Another point is the concept of Consumption. The national accounts define, except in the case of houses, the monetary value of Consumption as the purchase of goods and services. It is clear that in the case of households, many purchased goods serve as intermediate goods used to produce the ultimate consumption goods and services. This also needs skilled labour. Take the 24 steps required to make a tarte-tatin, as I will soon have to do. Running a household requires skills and knowledge about hundreds, if not thousands, of such procedures. This means that consumer durables are a type of fixed capital with embedded technology, while also bringing unpaid household labour into the focus of discussion.

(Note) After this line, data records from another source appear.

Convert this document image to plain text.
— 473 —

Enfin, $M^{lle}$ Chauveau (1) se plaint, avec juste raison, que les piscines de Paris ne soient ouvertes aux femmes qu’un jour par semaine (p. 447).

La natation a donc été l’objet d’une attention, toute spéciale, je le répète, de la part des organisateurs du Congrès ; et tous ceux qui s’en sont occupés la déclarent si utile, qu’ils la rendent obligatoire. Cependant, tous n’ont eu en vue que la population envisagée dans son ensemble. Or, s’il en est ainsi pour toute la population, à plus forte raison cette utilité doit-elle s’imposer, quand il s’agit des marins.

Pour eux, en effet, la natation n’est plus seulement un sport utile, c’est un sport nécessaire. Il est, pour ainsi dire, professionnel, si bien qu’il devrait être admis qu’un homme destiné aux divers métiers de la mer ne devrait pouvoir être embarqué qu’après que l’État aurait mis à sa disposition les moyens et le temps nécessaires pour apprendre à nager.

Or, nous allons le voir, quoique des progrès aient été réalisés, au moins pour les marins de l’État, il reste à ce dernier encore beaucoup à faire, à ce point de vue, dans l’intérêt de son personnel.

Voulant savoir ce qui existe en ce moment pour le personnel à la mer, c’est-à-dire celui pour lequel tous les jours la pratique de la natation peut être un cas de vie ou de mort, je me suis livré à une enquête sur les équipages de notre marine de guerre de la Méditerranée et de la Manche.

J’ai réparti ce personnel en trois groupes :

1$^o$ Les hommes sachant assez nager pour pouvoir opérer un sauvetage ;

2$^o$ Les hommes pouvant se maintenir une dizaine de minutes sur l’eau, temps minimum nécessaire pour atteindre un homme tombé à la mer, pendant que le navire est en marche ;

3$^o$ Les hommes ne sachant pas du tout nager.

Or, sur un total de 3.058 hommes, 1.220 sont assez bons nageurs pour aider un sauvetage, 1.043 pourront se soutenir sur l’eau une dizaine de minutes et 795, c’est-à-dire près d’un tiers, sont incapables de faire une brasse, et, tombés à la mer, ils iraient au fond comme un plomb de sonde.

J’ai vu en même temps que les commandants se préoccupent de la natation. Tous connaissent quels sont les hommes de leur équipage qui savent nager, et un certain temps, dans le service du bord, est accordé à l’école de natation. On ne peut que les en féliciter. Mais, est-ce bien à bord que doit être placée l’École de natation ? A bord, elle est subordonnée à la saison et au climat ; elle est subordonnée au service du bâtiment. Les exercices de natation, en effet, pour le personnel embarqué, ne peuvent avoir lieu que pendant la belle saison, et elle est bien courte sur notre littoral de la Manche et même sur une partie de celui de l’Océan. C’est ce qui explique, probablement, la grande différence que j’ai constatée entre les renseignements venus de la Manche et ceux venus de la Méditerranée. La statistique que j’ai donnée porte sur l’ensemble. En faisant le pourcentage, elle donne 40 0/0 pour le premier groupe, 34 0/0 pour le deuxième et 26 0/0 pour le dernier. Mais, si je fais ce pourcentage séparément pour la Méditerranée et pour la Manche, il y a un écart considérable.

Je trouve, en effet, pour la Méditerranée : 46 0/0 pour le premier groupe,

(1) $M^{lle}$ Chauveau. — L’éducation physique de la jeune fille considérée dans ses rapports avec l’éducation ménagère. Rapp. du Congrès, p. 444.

In my view, the national accounts, however, must track the money economy, meaning that household monetary purchases are a meaningful concept. This can be complemented with household balance sheets, including separate accounts for the amount, quality, and value of houses, cars, and home appliances. Prices on second-hand markets for houses, cars, etc., are readily available; there is no need at all to use, as the guidelines suggest, discounted values. However, ´raising the kids,` even when more critical than most or even all of the activities tracked by the national accounts, might be less suitable as an item for the national accounts. Even when many of the services and goods needed to do this are tracked by national accounts and related statistics, like the inflation data. The definition of these goods and services might be adapted to enable use in auxiliary household accounts.

Households can also be producers in the sense of the national accounts. Traditionally, this is often the case, as the guidelines state, in agriculture. Nowadays, possibly somewhat neglected by the guidelines, the production of electricity by households is non-trivial, while over the last few decades, Bed & Breakfast and comparable services have turned out to be a growing and often profitable activity. In combination with the technological progress embedded in household appliances (such as cars, washing machines, mobile phones, and LED light bulbs), a technology index for household machinery could be created. In production sectors, labour productivity (total value added divided by hours) is often used as an indicator of technological progress. In non-monetary or only slightly monetary sectors, such indicators should not be used. Cars owned by households are idle for 95% of the time. Meaning that these are used in a totally different way than cars owned by, for instance, a taxi company. Companies like Uber are changing this. But just a little. Household production has a different logic from market and monetary output.

These subjects are far from new. But it is good to see that they gain renewed importance in the new guidelines.